Bandung, IDN Times – Sejak Pemerintah Kolonial Hindia Belanda memindahkan Ibu Kota Jawa Barat dari Karapyak (kini terletak di Kabupaten Bandung) menuju pusat Kota Bandung, pembangunan dilakukan amat masif demi menciptakan lanskap Ibu Kota yang sebenarnya. Salah satu bangunan termegah yang diwacanakan ialah Gedung Sate, yang hingga kini menjadi simbol kedigdayaan Kota Bandung sebagai salah satu daerah terpenting di Indonesia.
Tahun 1808, Gubernur Jenderal Hindia Belanda, Herman Willem Deandels, merupakan salah satu sosok yang meresmikan pergeseran Ibu Kota Jawa Barat itu.

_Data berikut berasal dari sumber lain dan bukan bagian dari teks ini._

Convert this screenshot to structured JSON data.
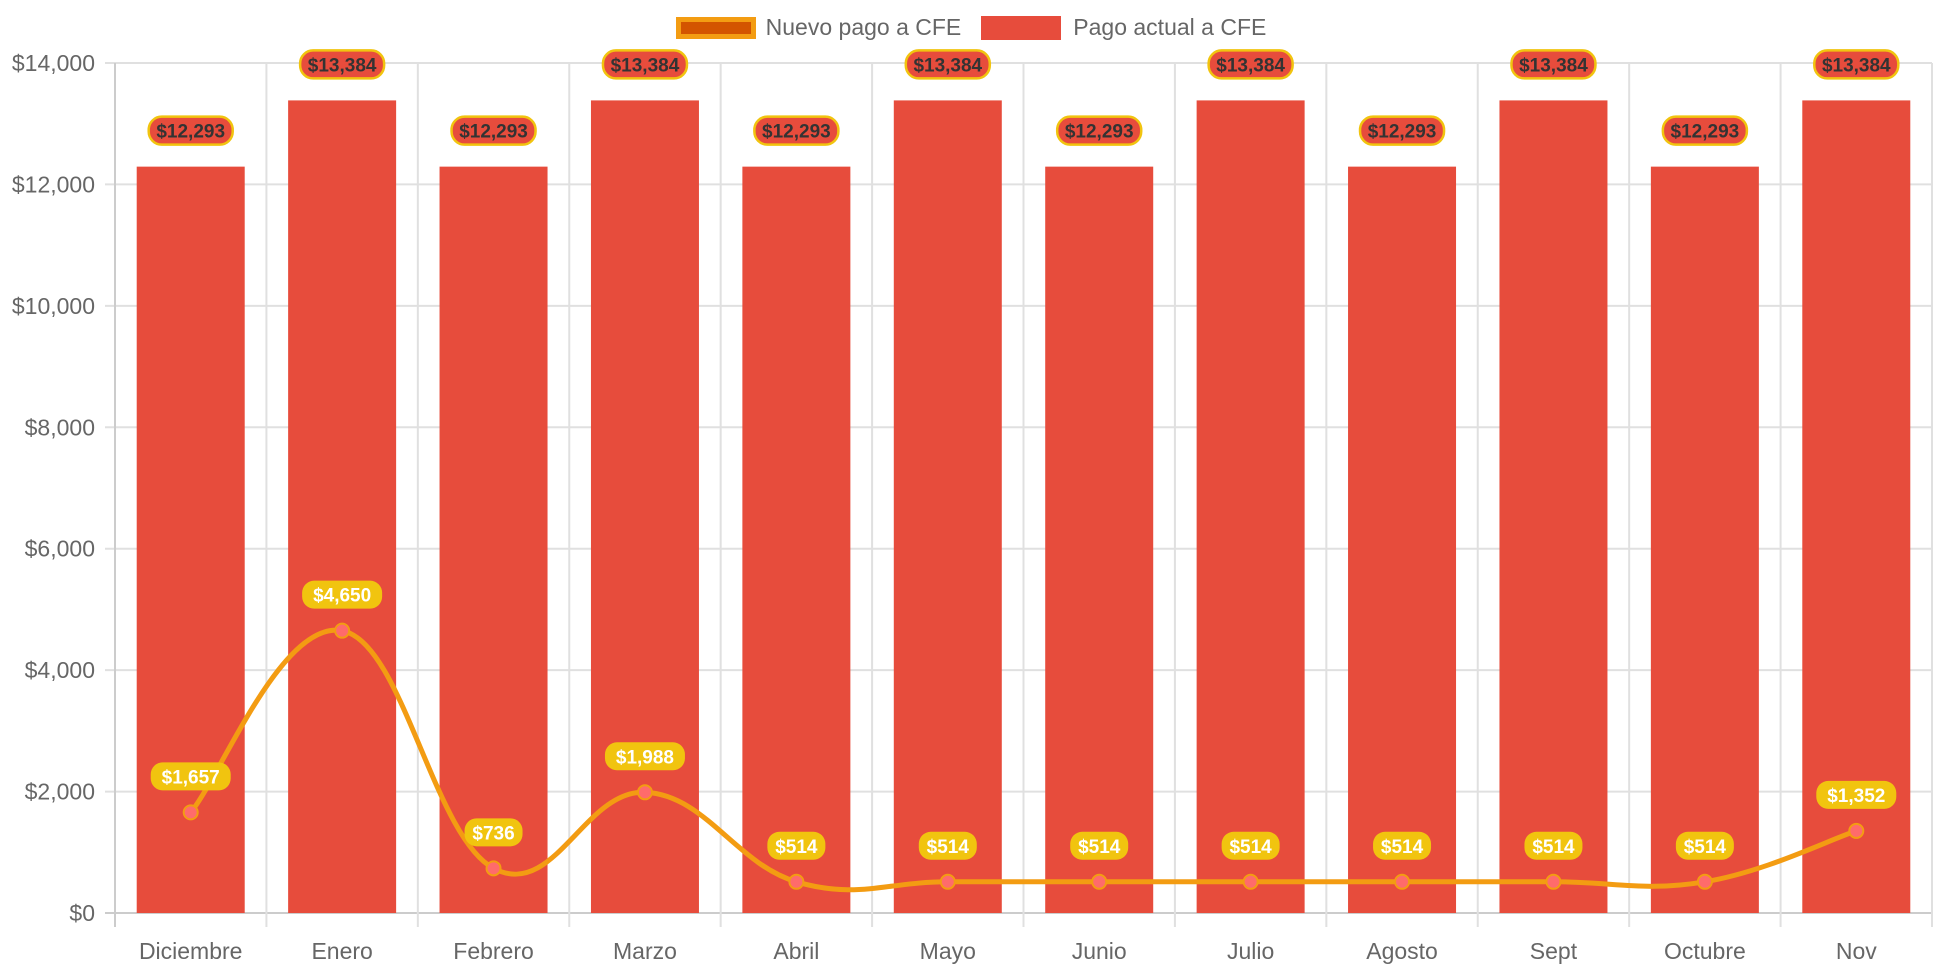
{
  "chart_data": {
    "type": "bar",
    "title": "",
    "xlabel": "",
    "ylabel": "",
    "categories": [
      "Diciembre",
      "Enero",
      "Febrero",
      "Marzo",
      "Abril",
      "Mayo",
      "Junio",
      "Julio",
      "Agosto",
      "Sept",
      "Octubre",
      "Nov"
    ],
    "ylim": [
      0,
      14000
    ],
    "yticks": [
      0,
      2000,
      4000,
      6000,
      8000,
      10000,
      12000,
      14000
    ],
    "ytick_labels": [
      "$0",
      "$2,000",
      "$4,000",
      "$6,000",
      "$8,000",
      "$10,000",
      "$12,000",
      "$14,000"
    ],
    "grid": true,
    "legend_position": "top-center",
    "series": [
      {
        "name": "Nuevo pago a CFE",
        "type": "line",
        "smooth": true,
        "color": "#f39c12",
        "legend_fill": "#d35400",
        "point_color": "#ff6b6b",
        "label_bg": "#f1c40f",
        "values": [
          1657,
          4650,
          736,
          1988,
          514,
          514,
          514,
          514,
          514,
          514,
          514,
          1352
        ],
        "labels": [
          "$1,657",
          "$4,650",
          "$736",
          "$1,988",
          "$514",
          "$514",
          "$514",
          "$514",
          "$514",
          "$514",
          "$514",
          "$1,352"
        ]
      },
      {
        "name": "Pago actual a CFE",
        "type": "bar",
        "color": "#e74c3c",
        "label_border": "#f1c40f",
        "values": [
          12293,
          13384,
          12293,
          13384,
          12293,
          13384,
          12293,
          13384,
          12293,
          13384,
          12293,
          13384
        ],
        "labels": [
          "$12,293",
          "$13,384",
          "$12,293",
          "$13,384",
          "$12,293",
          "$13,384",
          "$12,293",
          "$13,384",
          "$12,293",
          "$13,384",
          "$12,293",
          "$13,384"
        ]
      }
    ]
  }
}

Alasannya tak lain karena ia melihat banyaknya potensi, baik alam maupun sosial, yang dimiliki oleh Kota Bandung agar menjadi daerah yang dapat dibangun secara matang. Keputusan itulah yang membuat Kota Bandung kini kaya akan arsitektur peninggalan Belanda—yang sebagian besar menjadi ikon Kota Kembang saat ini.
Di antara berbagai arsitektur yang dibangun, Gedung Sate, atau dulu disebut Gouvernements Bedrijven, menjadi salah satu yang termegah. Tak hanya melibatkan 2000 pekerja dan 150 pemahat, pembangunan Gedung Sate juga merupakan penerapan ilmu dua arsitek muda lulusan Fakultas Teknik Delft Nederland, De Roo dan G. Hendriks. Pembangunan dimulai pada 27 Juli 1920, atau jatuh tepat hari ini satu abad lalu. Pembangunan dilakukan selama kurang lebih empat tahun, hingga rampung pada September 1924.
Gedung Sate terletak di Jalan Diponegoro No. 22 Kota Bandung, Jawa Barat. Gedung ini berdiri di atas lahan seluas 27.990,859 meter persegi, dengan luas bangunan sekitar 10.877,734 meter persegi. Seabad berlalu, 14 nama telah menjadi Gubernur Jawa Barat yang berkantor di sana bersama para amtenarnya, termasuk yang kini menduduki jabatan itu, mantan Wali Kota Bandung Ridwan Kamil.